Buchbinder, a prolific and multi-faceted composer of film and theater scores who also leads the performance group 'Shurum Burum Jazz Circus,' and his own Toronto-based jazz quintet, is also a founding member of one of Canada's leading Klezmer ensembles, The Flying Bulgar Klezmer Band. It was Buchbinder's work with Shurum Burum that brought him to the attention of Tzadik kingpin John Zorn, who helped bring Odessa / Havana to fruition. Buchbinder's chief collaborator in 'Odessa / Havana' is the Cuban-born pianist and composer Hilario Duran, whom many jazz fans know from his work with saxophonists Paquito D'Riviera and Jane Bunnett. Duran composed half of the CD's eight tunes, and collaborated with Buchbinder on the rather prosaically-titled 'Colaboración.'
The music on Odessa / Havana has a muscular, forceful sound with the leader & pianist Duran firmly in the foreground. In many ways, it is comparable to John Zorn's own Masada quartet, only with fuller instrumentation and the integration of numerous Latin influences. Like Zorn, both Duran and Buchbinder can write modern compositions that manage to stretch musical boundaries while being hooky and melodic enough to get inside of your head very quickly. Their tunes also seem to be built from the bottom up, underlain by near-monumental, trance-inducing ostinato figures that approach an ecstatic sort of intensity that one associates with ethnic or devotional music. Some of the most striking work on this CD, however, strays a bit from the fire-breathing Latin-jazz mold. 'Prayer' is a very moving mid-tempo jazz ballad in which Buchbinder, Duran, and the rest of the band use their instruments to put across a deeply-felt plea for sanity and peace in a crazy world. On the 'party-down' side of the coin, the band dishes up some very effective straight-up old school Klezmer on 'Freylekh's Tumbao'.

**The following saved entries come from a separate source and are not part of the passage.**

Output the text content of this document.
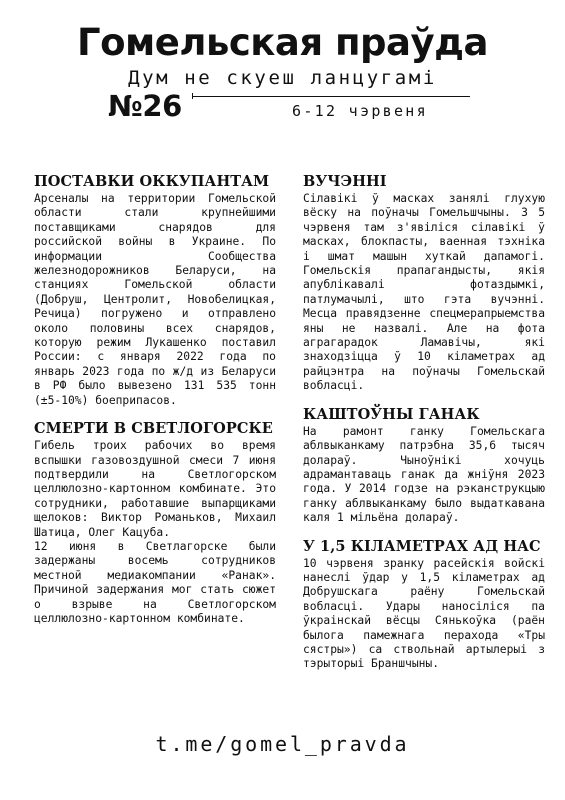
Гомельская праўда
Дум не скуеш ланцугамі
№26	6-12 чэрвеня
ПОСТАВКИ ОККУПАНТАМ
Арсеналы на территории Гомельской области стали крупнейшими поставщиками снарядов для российской войны в Украине. По информации Сообщества железнодорожников Беларуси, на станциях Гомельской области (Добруш, Центролит, Новобелицкая, Речица) погружено и отправлено около половины всех снарядов, которую режим Лукашенко поставил России: с января 2022 года по январь 2023 года по ж/д из Беларуси в РФ было вывезено 131 535 тонн (±5-10%) боеприпасов.
СМЕРТИ В СВЕТЛОГОРСКЕ
Гибель троих рабочих во время вспышки газовоздушной смеси 7 июня подтвердили на Светлогорском целлюлозно-картонном комбинате. Это сотрудники, работавшие выпарщиками щелоков: Виктор Романьков, Михаил Шатица, Олег Кацуба.
12 июня в Светлагорске были задержаны восемь сотрудников местной медиакомпании «Ранак». Причиной задержания мог стать сюжет о взрыве на Светлогорском целлюлозно-картонном комбинате.
ВУЧЭННІ
Сілавікі ў масках занялі глухую вёску на поўначы Гомельшчыны. З 5 чэрвеня там з'явіліся сілавікі ў масках, блокпасты, ваенная тэхніка і шмат машын хуткай дапамогі. Гомельскія прапагандысты, якія апублікавалі фотаздымкі, патлумачылі, што гэта вучэнні. Месца правядзенне спецмерапрыемства яны не назвалі. Але на фота аграгарадок Ламавічы, які знаходзіцца ў 10 кіламетрах ад райцэнтра на поўначы Гомельскай вобласці.
КАШТОЎНЫ ГАНАК
На рамонт ганку Гомельскага аблвыканкаму патрэбна 35,6 тысяч долараў. Чыноўнікі хочуць адрамантаваць ганак да жніўня 2023 года. У 2014 годзе на рэканструкцыю ганку аблвыканкаму было выдаткавана каля 1 мільёна долараў.
У 1,5 КІЛАМЕТРАХ АД НАС
10 чэрвеня зранку расейскія войскі нанеслі ўдар у 1,5 кіламетрах ад Добрушскага раёну Гомельскай вобласці. Удары наносіліся па ўкраінскай вёсцы Сянькоўка (раён былога памежнага перахода «Тры сястры») са ствольнай артылерыі з тэрыторыі Браншчыны.
t.me/gomel_pravda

Buchbinder's clean, acrobatic trumpet style echoes the lead trumpet / high-note specialist sound from the big band era as much as it does the more cerebral style of top post-bop brassmen such as Freddie Hubbard, Lee Morgan, and the pure fire of Latin-jazz giants such as Chocolate Armenteros. Duran, like Buchbinder, effortlessly fuses modern jazz, Latin, and 20th Century classical influences into a piano style that is individualistic and highly expressive. The chemistry between Duran, Buchbinder and the rest of the band is immediately palpable, and is the main reason why this recording is so successful. Multi-reed artist Quinsin Nachoff and violinist Aleksander Gajic are clearly major musical talents. Both contribute several show-stopping, jaw-dropping solos. Drummer Dafnis Prieto - a known quantity for many jazz fans - does his usual extraordinary work behind the drumkit, as does Canadian drummer Mark Kelso. It all rests on the firm bedrock provided by bassist and producer Roberto Occhipinti and percussionists Rick Shadrach Lazar and Papiosco Torres.
Odessa / Havana is a veritable feast for the mind, body, and spirit. Buchbinder, Duran, and their band weave fascinating, exotic improvisational tales over complex, polyrhythmic Latin-Judaeo-jazz rhythms as if they know what they're doing is somehow special. And it is. Bravo!